Why do students support these external solutions rather than inward ones? Because they argue that college partying is inevitable. Thus, all Harvard can really do is be there to make the process safer.

Now, some level of enabling is desirable. Let the University continue to turn a blind eye towards the harmless behavior. I’m libertarian enough to believe that you should do what you want — as long as you can take care of it yourself. It’s college. And I believe in second chances enough to support some sort of amnesty policy.

But too much enabling emboldens the receiving party to demand more and more. In the aftermath of the April 13 incident, students have for the most part refused to accept responsibility. Instead, at any hint that they are part of the problem, they cry foul.

In his November 2018 email to the community about the review committee’s report on the April 13 incident, University President Lawrence S. Bacow wrote he was “troubled” by the upward trend in student intoxication at Yardfest. Yardfest health incidents were over five times higher than the previous year’s and overloaded two nearby emergency rooms. I took Bacow’s words as a reasonable — yet far from harsh — reminder that, if nothing else, students should be mindful that their actions can deplete valuable resources that are inherently finite.

But this Editorial Board called even Bacow’s small rebuke “missing the mark.” Any mention of students’ wayward behavior was supposedly a distraction from the underlying incident — though such behavior was the very catalyst.

Students also feel like they should be entitled to the broadest possible amnesty policy. This Editorial Board, for example, pushed back when Dean of the College Rakesh Khurana recently raised the prospect of reconsidering the amnesty policy. The Board argued that a stricter policy will be harmful by only reducing the number of people who seek help, not how much they use. It calls on the College to “prioritize student safety.”

Again, as if prioritizing student safety is something only third parties can do. The questions remain: Why should students deserve amnesty at all if they know exactly what they’re getting themselves into? Or, less harshly, why shouldn’t Harvard restrict the amnesty policy and force students to prioritize their well-being, or at the very least their good standing in college?

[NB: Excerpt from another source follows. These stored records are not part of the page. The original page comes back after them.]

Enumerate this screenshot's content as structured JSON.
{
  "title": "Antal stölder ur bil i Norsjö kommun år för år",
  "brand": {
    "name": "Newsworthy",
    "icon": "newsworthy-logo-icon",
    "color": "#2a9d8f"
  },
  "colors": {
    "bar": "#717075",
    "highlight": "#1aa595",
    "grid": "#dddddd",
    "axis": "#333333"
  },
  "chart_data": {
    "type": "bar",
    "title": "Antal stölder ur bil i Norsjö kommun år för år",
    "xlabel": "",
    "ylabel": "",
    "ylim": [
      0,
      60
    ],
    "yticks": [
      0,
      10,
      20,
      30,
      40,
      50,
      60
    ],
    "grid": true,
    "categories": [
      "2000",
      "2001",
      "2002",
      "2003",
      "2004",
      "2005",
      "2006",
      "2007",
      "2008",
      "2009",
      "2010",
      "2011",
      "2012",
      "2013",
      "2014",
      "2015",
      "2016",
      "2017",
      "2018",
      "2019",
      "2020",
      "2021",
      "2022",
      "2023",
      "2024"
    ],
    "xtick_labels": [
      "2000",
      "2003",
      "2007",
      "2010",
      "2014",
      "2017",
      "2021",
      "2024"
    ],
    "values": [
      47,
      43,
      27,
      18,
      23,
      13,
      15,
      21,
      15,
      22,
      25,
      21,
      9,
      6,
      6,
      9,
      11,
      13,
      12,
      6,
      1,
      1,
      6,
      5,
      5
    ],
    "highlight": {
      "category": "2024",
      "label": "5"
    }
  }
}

Something is seriously wrong when we can’t even acknowledge that we have a problem — of which overflowing hospital rooms or arrests are just symptoms. Something is seriously wrong when students feel entitled enough to demand that the University must indulge them, instead of reasonably curtailing their lifestyle choices. Because the kinds of behavior in question aren’t inevitabilities; they are choices. And in adulthood — a title we love to claim for ourselves in seemingly any other situation — we shouldn’t be entitled to anything except to face the consequences of our choices.

Michelle I. Gao ’21, a Crimson Associate Editorial Editor, is a Government concentrator in Adams House.